From: Ruszlan Gaszanov (ruszlan@ather.net)
Date: Mon Jan 22 2007 - 13:29:23 CST
Doug Ewell wrote:
> Conversion to and from UTF-8 is really quite simple. It may look like a
> lot of lines of code, but most of it is conditional -- only one of the
> branches runs for each lead byte.
I'm not claiming UTF-8 is complicated - I've implemented encoders/decoders for all standard Unicode encoding schemes and know how they work. But you'll have to admit that UTF-21A (as I refer to it in my original post) is still much simpler and more straightforward.
> Your ideas reminded me of the variable-length scheme Frank mentioned.
> (I thought I had invented that one too, based on Mark Crispin's
> mostly-whimsical UTF-9 RFC.)
Uh... actually my main point was to devise a fixed-length encoding for Unicode that wouldn't waste 1 octet out of 4 and could make some use of the remaining 3 spare bits.
> But for storage purposes, you don't want to use 3 bytes for each
> character -- not with the overwhelming prevalence of BMP characters in
> almost all text. There's a reason why almost nobody uses UTF-32;
> cutting the storage from four bytes to three won't change that.
I wouldn't say that cutting storage requirements by 25% is insignificant. And consider convenience of fixed-length format for many text-processing tasks - you can enumerate characters by simply enumerating the octets, without having to perform additional checks for multibyte sequences or surrogate pairs each time. This could save a lot of computation on long texts. Again, if space requirement is a big issue and fixed-length properties are not required, UTF-21A data can easily be converted to the variable-length format proposed by Frank Ellermann, and then, just as easily converted back when fixed-length is preferred over saving space.

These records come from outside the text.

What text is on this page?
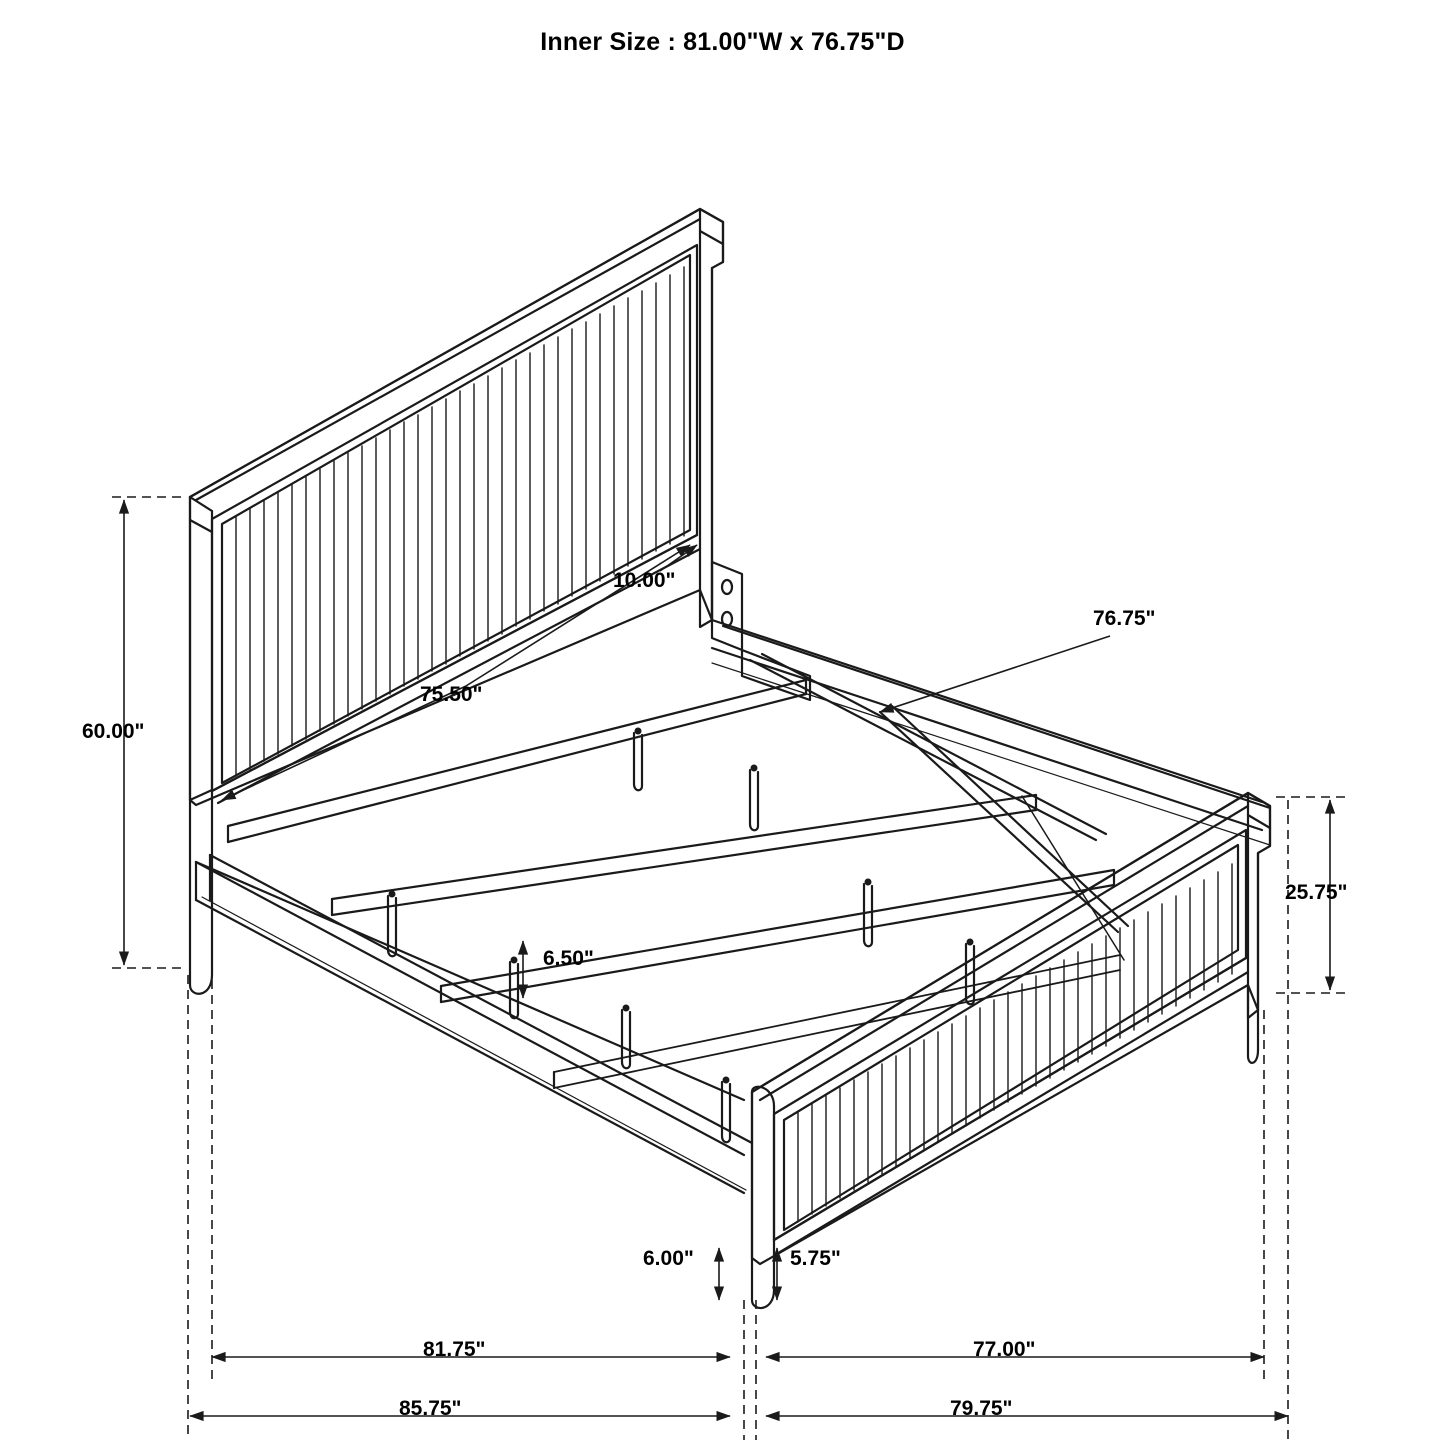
Inner Size : 81.00"W x 76.75"D
60.00"
10.00"
75.50"
76.75"
6.50"
25.75"
6.00"	5.75"
81.75"	77.00"
85.75"	79.75"
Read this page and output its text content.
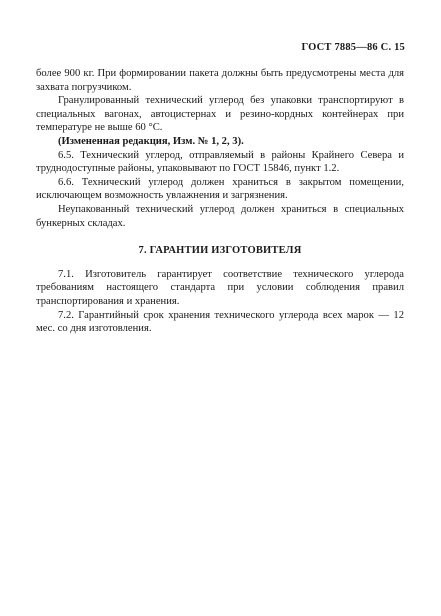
ГОСТ 7885—86 С. 15

более 900 кг. При формировании пакета должны быть предусмотрены места для захвата погрузчиком.

Гранулированный технический углерод без упаковки транспортируют в специальных вагонах, автоцистернах и резино-кордных контейнерах при температуре не выше 60 °С.

(Измененная редакция, Изм. № 1, 2, 3).

6.5. Технический углерод, отправляемый в районы Крайнего Севера и труднодоступные районы, упаковывают по ГОСТ 15846, пункт 1.2.

6.6. Технический углерод должен храниться в закрытом помещении, исключающем возможность увлажнения и загрязнения.

Неупакованный технический углерод должен храниться в специальных бункерных складах.

7. ГАРАНТИИ ИЗГОТОВИТЕЛЯ

7.1. Изготовитель гарантирует соответствие технического углерода требованиям настоящего стандарта при условии соблюдения правил транспортирования и хранения.

7.2. Гарантийный срок хранения технического углерода всех марок — 12 мес. со дня изготовления.
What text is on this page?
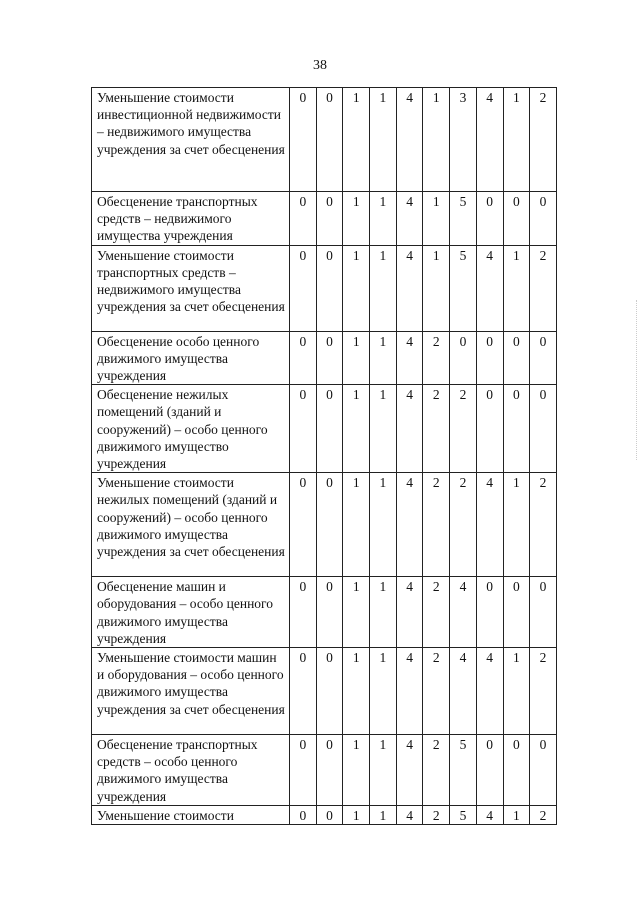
38
Уменьшение стоимости инвестиционной недвижимости – недвижимого имущества учреждения за счет обесценения	0	0	1	1	4	1	3	4	1	2
Обесценение транспортных средств – недвижимого имущества учреждения	0	0	1	1	4	1	5	0	0	0
Уменьшение стоимости транспортных средств – недвижимого имущества учреждения за счет обесценения	0	0	1	1	4	1	5	4	1	2
Обесценение особо ценного движимого имущества учреждения	0	0	1	1	4	2	0	0	0	0
Обесценение нежилых помещений (зданий и сооружений) – особо ценного движимого имущество учреждения	0	0	1	1	4	2	2	0	0	0
Уменьшение стоимости нежилых помещений (зданий и сооружений) – особо ценного движимого имущества учреждения за счет обесценения	0	0	1	1	4	2	2	4	1	2
Обесценение машин и оборудования – особо ценного движимого имущества учреждения	0	0	1	1	4	2	4	0	0	0
Уменьшение стоимости машин и оборудования – особо ценного движимого имущества учреждения за счет обесценения	0	0	1	1	4	2	4	4	1	2
Обесценение транспортных средств – особо ценного движимого имущества учреждения	0	0	1	1	4	2	5	0	0	0
Уменьшение стоимости	0	0	1	1	4	2	5	4	1	2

> And for interchange, you don't want the overhead of calculating or checking
> parity for each 3-byte series. It's not as computationally cheap as it
> seems, compared to decoding UTF-8 or even SCSU. (The complexity of
> decoding SCSU is vastly overstated, as I wrote in Unicode Technical Note
> #14.)
Well, UTF-24A should be regarded as an extension of UTF-21A that provides a built-in error detection mechanism if required. Once validated, UTF-24A data can be processed as UTF-21A by simply ignoring the most significant bits of each octet. After the text was modified, inserted characters would be easy to detect by simply checking the most significant bit of the most significant octet, so parity will have to be recalculated only for those code units. Again, if data integrity and byte order is not a concern, the text can be converted to UTF-21A by simply resetting all 8th bits to 0.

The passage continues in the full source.